26 U.S. Code § 7203 - Willful failure to file return, supply information, or pay tax: Any person required under this title to pay any estimated tax or tax, or required by this title or by regulations made under authority thereof to make a return, keep any records, or supply any information, who willfully fails to pay such estimated tax or tax, make such return, keep such records, or supply such information, at the time or times required by law or regulations, shall, in addition to other penalties provided by law, be guilty of a misdemeanor and, upon conviction thereof, shall be fined not more than $25,000 ($100,000 in the case of a corporation), or imprisoned not more than 1 year, or both, together with the costs of prosecution. In the case of any person with respect to whom there is a failure to pay any estimated tax, this section shall not apply to such person with respect to such failure if there is no addition to tax under section 6654 or 6655 with respect to such failure.
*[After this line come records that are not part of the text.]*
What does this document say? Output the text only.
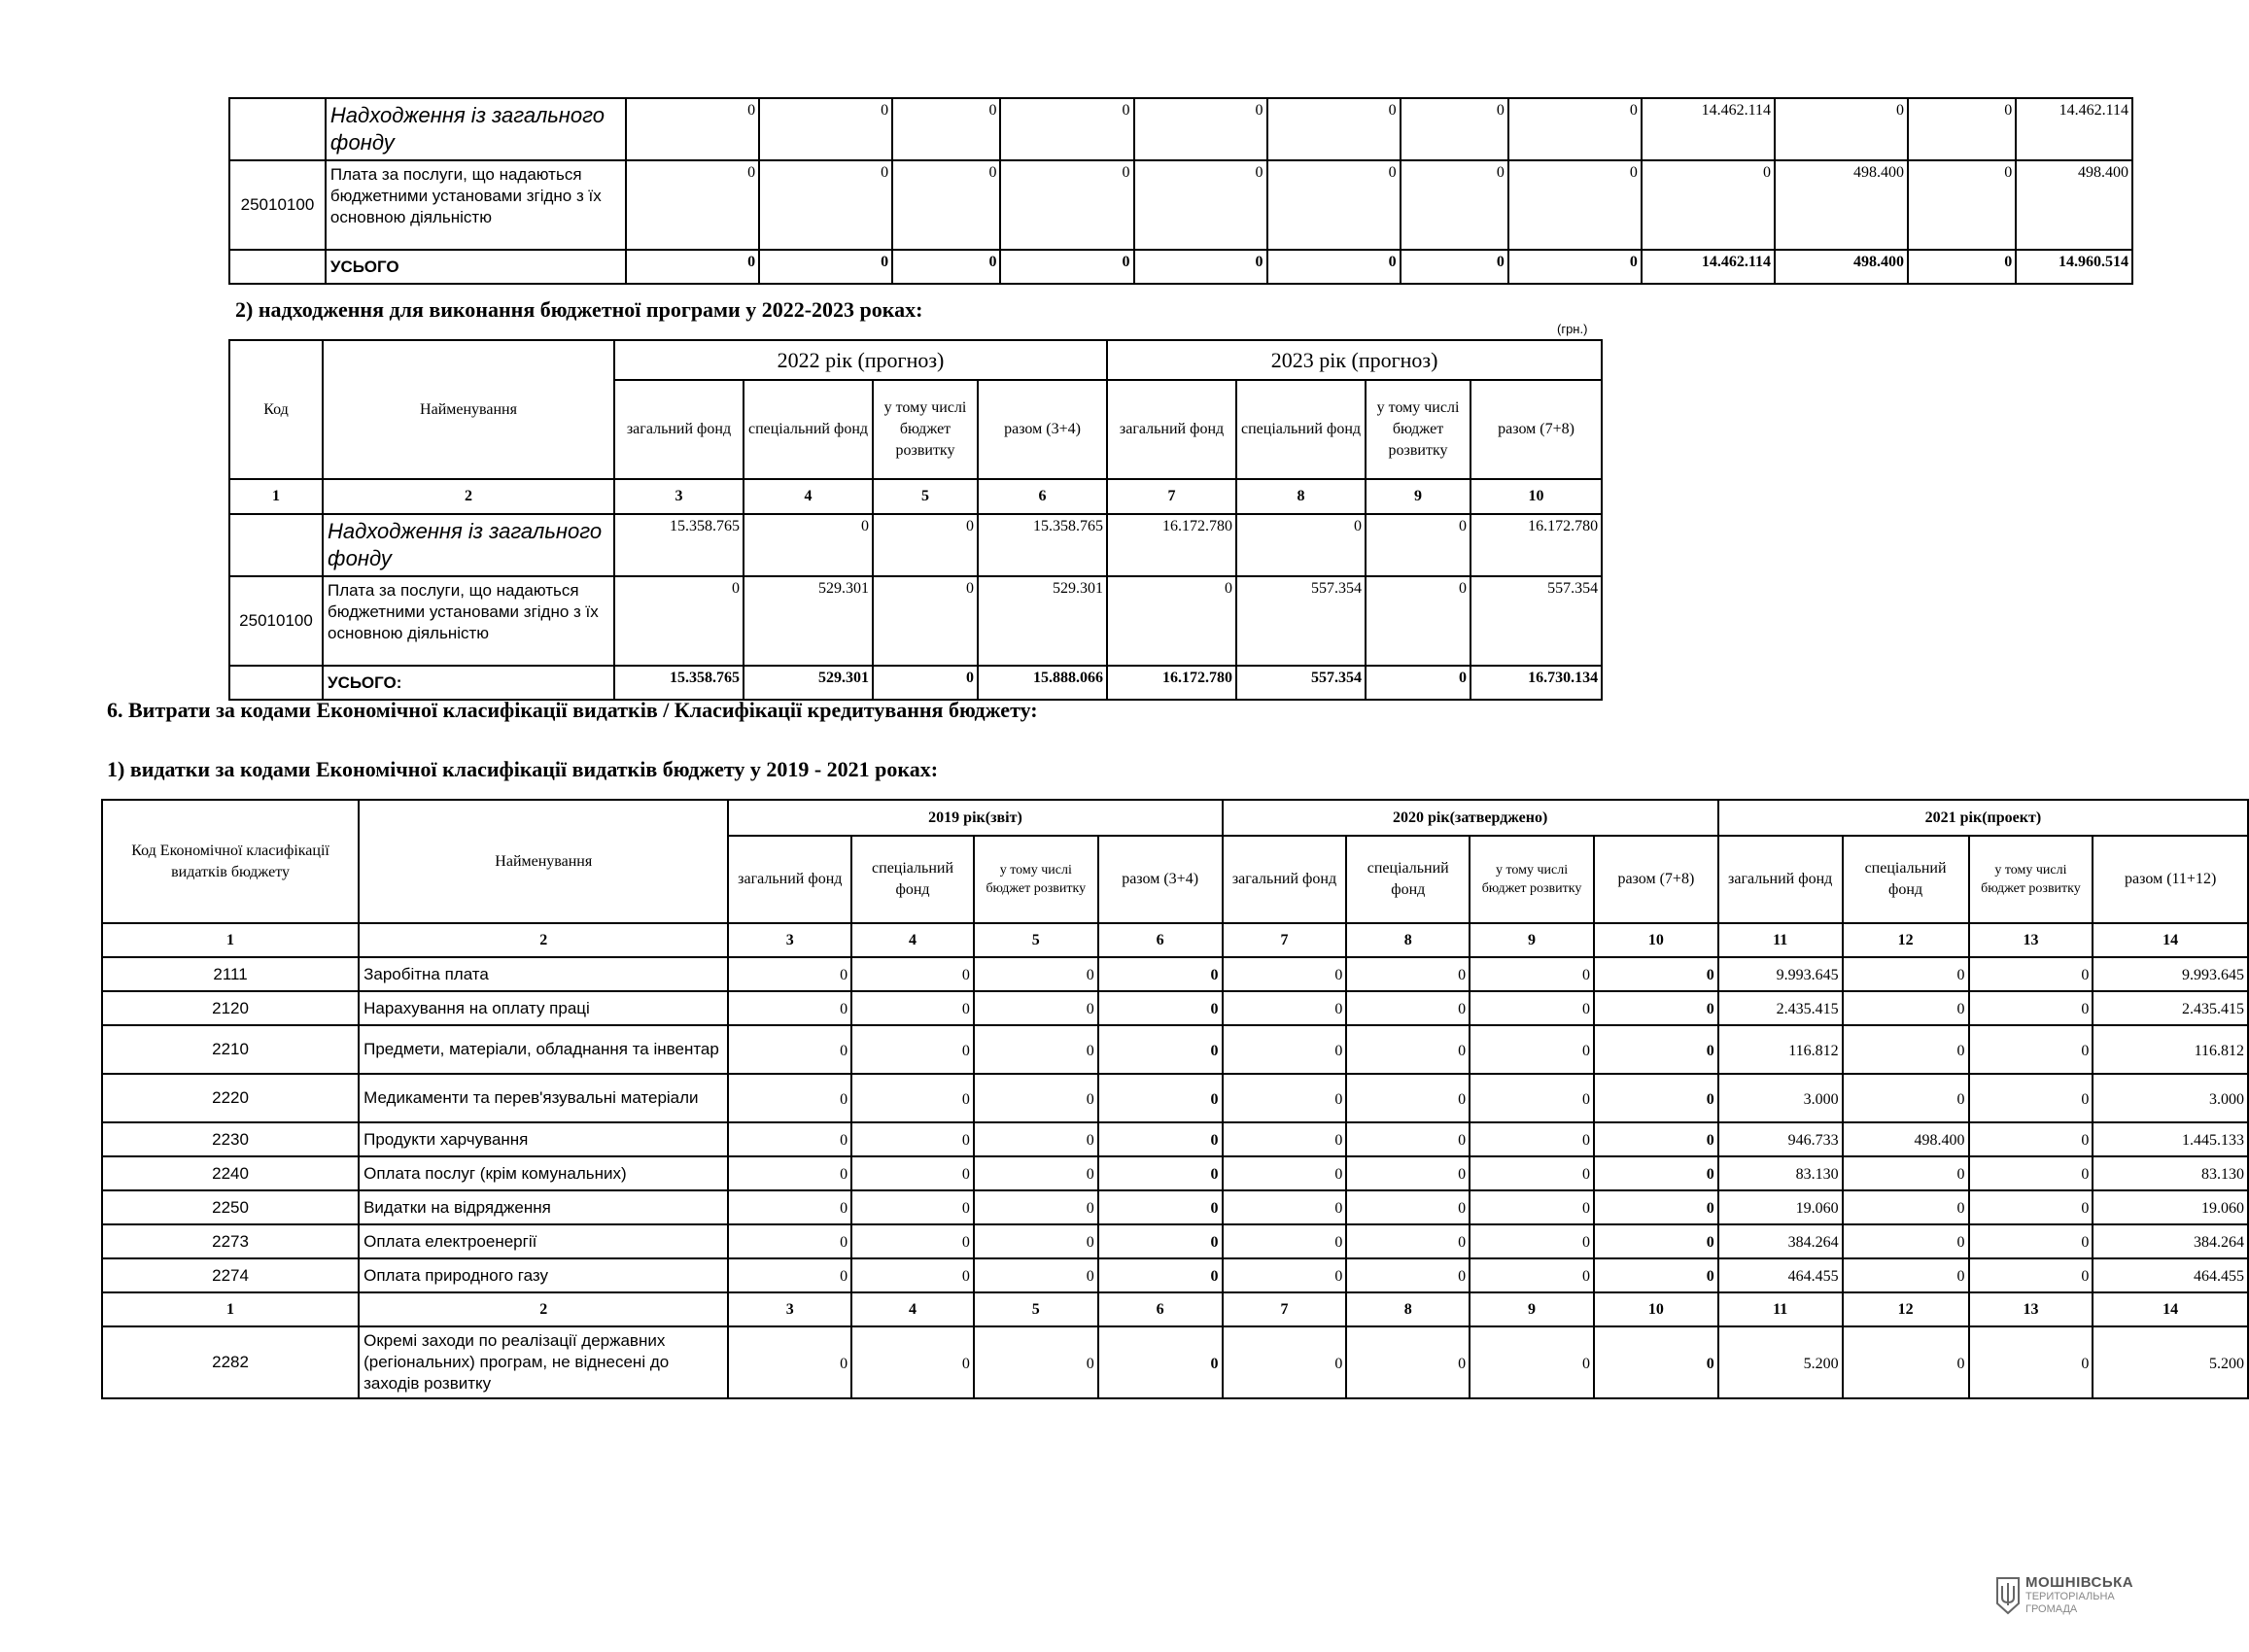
	Надходження із загального фонду	0	0	0	0	0	0	0	0	14.462.114	0	0	14.462.114
25010100	Плата за послуги, що надаються бюджетними установами згідно з їх основною діяльністю	0	0	0	0	0	0	0	0	0	498.400	0	498.400
	УСЬОГО	0	0	0	0	0	0	0	0	14.462.114	498.400	0	14.960.514
2) надходження для виконання бюджетної програми у 2022-2023 роках:
(грн.)
Код	Найменування	2022 рік (прогноз)				2023 рік (прогноз)			
		загальний фонд	спеціальний фонд	у тому числі бюджет розвитку	разом (3+4)	загальний фонд	спеціальний фонд	у тому числі бюджет розвитку	разом (7+8)
1	2	3	4	5	6	7	8	9	10
	Надходження із загального фонду	15.358.765	0	0	15.358.765	16.172.780	0	0	16.172.780
25010100	Плата за послуги, що надаються бюджетними установами згідно з їх основною діяльністю	0	529.301	0	529.301	0	557.354	0	557.354
	УСЬОГО:	15.358.765	529.301	0	15.888.066	16.172.780	557.354	0	16.730.134
6. Витрати за кодами Економічної класифікації видатків / Класифікації кредитування бюджету:
1) видатки за кодами Економічної класифікації видатків бюджету у 2019 - 2021 роках:
Код Економічної класифікації видатків бюджету	Найменування	2019 рік(звіт)				2020 рік(затверджено)				2021 рік(проект)			
		загальний фонд	спеціальний фонд	у тому числі бюджет розвитку	разом (3+4)	загальний фонд	спеціальний фонд	у тому числі бюджет розвитку	разом (7+8)	загальний фонд	спеціальний фонд	у тому числі бюджет розвитку	разом (11+12)
1	2	3	4	5	6	7	8	9	10	11	12	13	14
2111	Заробітна плата	0	0	0	0	0	0	0	0	9.993.645	0	0	9.993.645
2120	Нарахування на оплату праці	0	0	0	0	0	0	0	0	2.435.415	0	0	2.435.415
2210	Предмети, матеріали, обладнання та інвентар	0	0	0	0	0	0	0	0	116.812	0	0	116.812
2220	Медикаменти та перев'язувальні матеріали	0	0	0	0	0	0	0	0	3.000	0	0	3.000
2230	Продукти харчування	0	0	0	0	0	0	0	0	946.733	498.400	0	1.445.133
2240	Оплата послуг (крім комунальних)	0	0	0	0	0	0	0	0	83.130	0	0	83.130
2250	Видатки на відрядження	0	0	0	0	0	0	0	0	19.060	0	0	19.060
2273	Оплата електроенергії	0	0	0	0	0	0	0	0	384.264	0	0	384.264
2274	Оплата природного газу	0	0	0	0	0	0	0	0	464.455	0	0	464.455
1	2	3	4	5	6	7	8	9	10	11	12	13	14
2282	Окремі заходи по реалізації державних (регіональних) програм, не віднесені до заходів розвитку	0	0	0	0	0	0	0	0	5.200	0	0	5.200
МОШНІВСЬКА
ТЕРИТОРІАЛЬНА
ГРОМАДА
In the case of a willful violation of any provision of section 6050I, the first sentence of this section shall be applied by substituting “felony” for “misdemeanor” and “5 years” for “1 year”.
The first two words of this code say "any person", but this is misleading. We can see in section 7343, which is also in chapter 75, that the person they are talking about has a very specific definition.
26 U.S. Code § 7343 - Definition of term “person” The term “person” as used in this chapter includes an officer or employee of a corporation, or a member or employee of a partnership, who as such officer, employee, or member is under a duty to perform the act in respect of which the violation occurs.
We can compare this to the definition of a person in Chapter 79, section 7701, which applies mostly to the rest of the title:
(a)When used in this title, where not otherwise distinctly expressed or manifestly incompatible with the intent thereof— (1)Person - The term “person” shall be construed to mean and include an individual, a trust, estate, partnership, association, company or corporation.
The reason for this difference is that the constitution was designed to create a republic where the people would be free. In order for something to be constitutional, the laws have to adhere to that. The income tax is only legal as an excise. The protections of limited liability and legal recognition are a privilege granted by the government, giving it extra capacity to govern and tax that can not be applied to individuals.